What a rude shock this is, this memento corporis, this foregrounding of flesh-and-blood. Our social selves are fundamentally intellectual, personas sprung from the mind which connect through the invisible media of speech and sight. We are our words, our views, our status updates – until pregnancy, when the body reasserts itself. It has a formidable arsenal to bring you down: faintness, fatigue, pain, squeezed lungs: all of these are more than equal to your conviction that you can carry on as though your ballooning midriff is a minor inconvenience. Sure, march up that staircase – just don’t expect to get to the top without puffing like a steam train and feeling dizzy. Keep working or studying, but be ready to embrace synonyms and dead-ends, distraction and sudden blanks. A new patience with yourself is required, a temporary accommodation. Because the fact is, you’re extremely busy. Under the surface you’re assembling genes and cells, connecting neurons and testing muscles. Science-fiction factories of precision parts could only dream of replicating with your efficiency. Pregnancy has evolved from being an accessible miracle, a blessed mystery bestowed upon us by a benevolent creator, to seeming the supreme technological achievement, an inbuilt instruction set of vast complexity which draws millions of parts into just the relation required to produce a new thinking, feeling person. The terminology might have changed, but our awe is the same.

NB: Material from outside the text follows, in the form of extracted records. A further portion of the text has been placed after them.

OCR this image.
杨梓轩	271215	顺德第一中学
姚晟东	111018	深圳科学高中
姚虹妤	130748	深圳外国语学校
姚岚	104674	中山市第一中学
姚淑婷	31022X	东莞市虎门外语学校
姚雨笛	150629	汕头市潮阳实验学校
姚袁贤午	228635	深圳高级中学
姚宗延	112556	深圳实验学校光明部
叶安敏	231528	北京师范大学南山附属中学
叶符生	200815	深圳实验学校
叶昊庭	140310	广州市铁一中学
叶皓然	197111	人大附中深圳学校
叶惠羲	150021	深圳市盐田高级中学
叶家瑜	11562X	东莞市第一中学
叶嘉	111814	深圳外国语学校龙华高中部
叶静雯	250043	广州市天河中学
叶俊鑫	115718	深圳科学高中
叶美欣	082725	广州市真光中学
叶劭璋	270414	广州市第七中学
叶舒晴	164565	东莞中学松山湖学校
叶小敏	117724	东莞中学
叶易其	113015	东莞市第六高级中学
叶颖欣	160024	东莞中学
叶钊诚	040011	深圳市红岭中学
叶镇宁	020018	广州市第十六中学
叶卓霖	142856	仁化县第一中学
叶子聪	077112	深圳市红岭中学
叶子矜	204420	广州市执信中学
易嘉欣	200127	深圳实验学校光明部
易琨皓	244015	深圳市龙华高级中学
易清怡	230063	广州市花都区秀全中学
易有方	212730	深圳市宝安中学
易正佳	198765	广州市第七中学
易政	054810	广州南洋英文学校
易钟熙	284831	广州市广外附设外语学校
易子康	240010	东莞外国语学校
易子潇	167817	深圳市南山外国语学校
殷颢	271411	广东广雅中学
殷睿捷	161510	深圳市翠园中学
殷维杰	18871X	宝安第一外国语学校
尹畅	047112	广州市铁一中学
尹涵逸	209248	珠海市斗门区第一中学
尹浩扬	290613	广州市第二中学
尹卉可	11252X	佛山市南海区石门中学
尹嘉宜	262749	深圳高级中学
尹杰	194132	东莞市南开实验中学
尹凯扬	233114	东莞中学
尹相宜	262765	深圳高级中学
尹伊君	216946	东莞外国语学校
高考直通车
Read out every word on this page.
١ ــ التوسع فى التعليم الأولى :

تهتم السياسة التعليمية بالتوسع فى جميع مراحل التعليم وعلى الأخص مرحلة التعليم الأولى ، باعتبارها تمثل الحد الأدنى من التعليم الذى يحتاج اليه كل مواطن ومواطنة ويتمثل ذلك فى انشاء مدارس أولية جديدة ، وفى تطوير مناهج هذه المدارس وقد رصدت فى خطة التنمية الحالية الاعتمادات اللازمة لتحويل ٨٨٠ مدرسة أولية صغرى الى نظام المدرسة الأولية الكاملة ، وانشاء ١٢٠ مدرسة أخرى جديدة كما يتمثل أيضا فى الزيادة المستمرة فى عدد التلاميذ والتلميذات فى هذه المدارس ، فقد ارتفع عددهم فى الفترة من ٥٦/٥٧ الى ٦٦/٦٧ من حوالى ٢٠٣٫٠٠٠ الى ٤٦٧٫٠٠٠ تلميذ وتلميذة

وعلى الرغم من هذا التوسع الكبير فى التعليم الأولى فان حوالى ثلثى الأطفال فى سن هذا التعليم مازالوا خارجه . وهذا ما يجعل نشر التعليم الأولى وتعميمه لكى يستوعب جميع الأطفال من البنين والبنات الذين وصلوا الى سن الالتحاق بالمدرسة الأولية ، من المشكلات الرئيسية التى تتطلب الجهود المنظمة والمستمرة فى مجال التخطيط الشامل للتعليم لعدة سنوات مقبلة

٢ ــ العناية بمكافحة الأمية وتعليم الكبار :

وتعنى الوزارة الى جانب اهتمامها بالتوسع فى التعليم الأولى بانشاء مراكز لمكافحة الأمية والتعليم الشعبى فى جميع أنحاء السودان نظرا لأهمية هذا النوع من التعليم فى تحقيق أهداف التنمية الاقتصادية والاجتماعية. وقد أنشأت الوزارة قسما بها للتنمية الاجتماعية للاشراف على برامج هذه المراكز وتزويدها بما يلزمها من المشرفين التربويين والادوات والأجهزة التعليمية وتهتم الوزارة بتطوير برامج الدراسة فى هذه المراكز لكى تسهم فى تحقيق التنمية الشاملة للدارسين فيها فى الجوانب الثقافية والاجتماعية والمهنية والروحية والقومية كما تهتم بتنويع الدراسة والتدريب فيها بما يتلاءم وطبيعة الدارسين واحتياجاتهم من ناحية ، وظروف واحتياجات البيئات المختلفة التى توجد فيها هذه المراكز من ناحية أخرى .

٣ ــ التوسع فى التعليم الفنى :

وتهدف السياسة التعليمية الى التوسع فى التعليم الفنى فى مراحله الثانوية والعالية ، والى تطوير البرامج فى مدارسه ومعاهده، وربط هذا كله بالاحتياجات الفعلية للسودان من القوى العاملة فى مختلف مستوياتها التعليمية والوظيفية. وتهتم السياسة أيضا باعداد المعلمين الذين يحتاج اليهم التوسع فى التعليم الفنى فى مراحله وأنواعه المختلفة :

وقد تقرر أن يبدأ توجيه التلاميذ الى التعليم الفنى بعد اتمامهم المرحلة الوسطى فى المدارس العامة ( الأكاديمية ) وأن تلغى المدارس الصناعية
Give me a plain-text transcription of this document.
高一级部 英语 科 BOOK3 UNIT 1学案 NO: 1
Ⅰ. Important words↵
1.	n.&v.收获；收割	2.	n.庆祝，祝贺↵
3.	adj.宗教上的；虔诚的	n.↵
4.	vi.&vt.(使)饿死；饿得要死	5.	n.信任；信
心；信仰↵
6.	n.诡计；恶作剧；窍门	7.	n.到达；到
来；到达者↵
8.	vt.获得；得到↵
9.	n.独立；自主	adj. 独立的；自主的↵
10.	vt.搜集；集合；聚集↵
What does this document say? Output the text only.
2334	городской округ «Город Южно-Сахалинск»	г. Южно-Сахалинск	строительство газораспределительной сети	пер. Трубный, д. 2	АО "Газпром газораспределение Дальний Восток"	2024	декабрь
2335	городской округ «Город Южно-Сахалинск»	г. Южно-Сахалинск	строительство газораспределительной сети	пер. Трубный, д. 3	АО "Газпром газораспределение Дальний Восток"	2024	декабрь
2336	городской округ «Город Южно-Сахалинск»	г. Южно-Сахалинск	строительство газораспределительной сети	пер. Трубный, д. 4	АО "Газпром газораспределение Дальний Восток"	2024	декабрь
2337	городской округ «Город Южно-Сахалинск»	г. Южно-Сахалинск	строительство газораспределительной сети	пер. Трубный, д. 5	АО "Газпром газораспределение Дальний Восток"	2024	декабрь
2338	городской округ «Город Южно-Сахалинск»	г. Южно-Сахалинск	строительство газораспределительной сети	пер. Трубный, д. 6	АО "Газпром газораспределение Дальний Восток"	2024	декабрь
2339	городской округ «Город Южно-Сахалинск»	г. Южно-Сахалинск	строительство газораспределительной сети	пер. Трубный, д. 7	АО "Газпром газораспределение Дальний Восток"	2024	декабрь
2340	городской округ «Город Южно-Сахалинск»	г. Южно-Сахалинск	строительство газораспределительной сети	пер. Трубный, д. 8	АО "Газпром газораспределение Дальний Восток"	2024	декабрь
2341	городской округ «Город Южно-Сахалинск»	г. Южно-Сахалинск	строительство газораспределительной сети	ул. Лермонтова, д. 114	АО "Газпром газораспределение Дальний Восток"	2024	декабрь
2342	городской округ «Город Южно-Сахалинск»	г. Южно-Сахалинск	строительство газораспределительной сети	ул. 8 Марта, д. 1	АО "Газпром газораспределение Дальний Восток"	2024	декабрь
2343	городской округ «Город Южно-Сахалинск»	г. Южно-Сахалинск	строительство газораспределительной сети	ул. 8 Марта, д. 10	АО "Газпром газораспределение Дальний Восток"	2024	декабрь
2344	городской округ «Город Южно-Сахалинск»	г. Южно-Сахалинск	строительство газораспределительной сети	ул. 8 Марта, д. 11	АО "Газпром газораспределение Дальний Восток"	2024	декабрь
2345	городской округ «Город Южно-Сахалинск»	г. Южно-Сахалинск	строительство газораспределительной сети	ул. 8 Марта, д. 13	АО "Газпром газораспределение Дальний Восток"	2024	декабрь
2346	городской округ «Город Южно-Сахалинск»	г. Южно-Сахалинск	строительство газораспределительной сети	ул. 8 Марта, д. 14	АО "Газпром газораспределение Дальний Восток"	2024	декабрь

And so the due date looms, and I am working my way through the last chores and warily witnessing what new discomforts my body devises. The pivot-point of birth separates the weeks before, which are trapped beneath a net of plans and appointments and checklists and advice; and the weeks after, nothing but a huge blank, a cute stranger with incoherent needs, a new life for him, for my husband, and for me. A challenge, indeed, which will forever re-balance the relationship between mind and body.

Author Bio: Anelie Crighton is an Australian Arts grad raising her little blonde bundle of energy in Germany who ekes out snippets of time to write between loads of laundry and rounds of raucous baby giggling.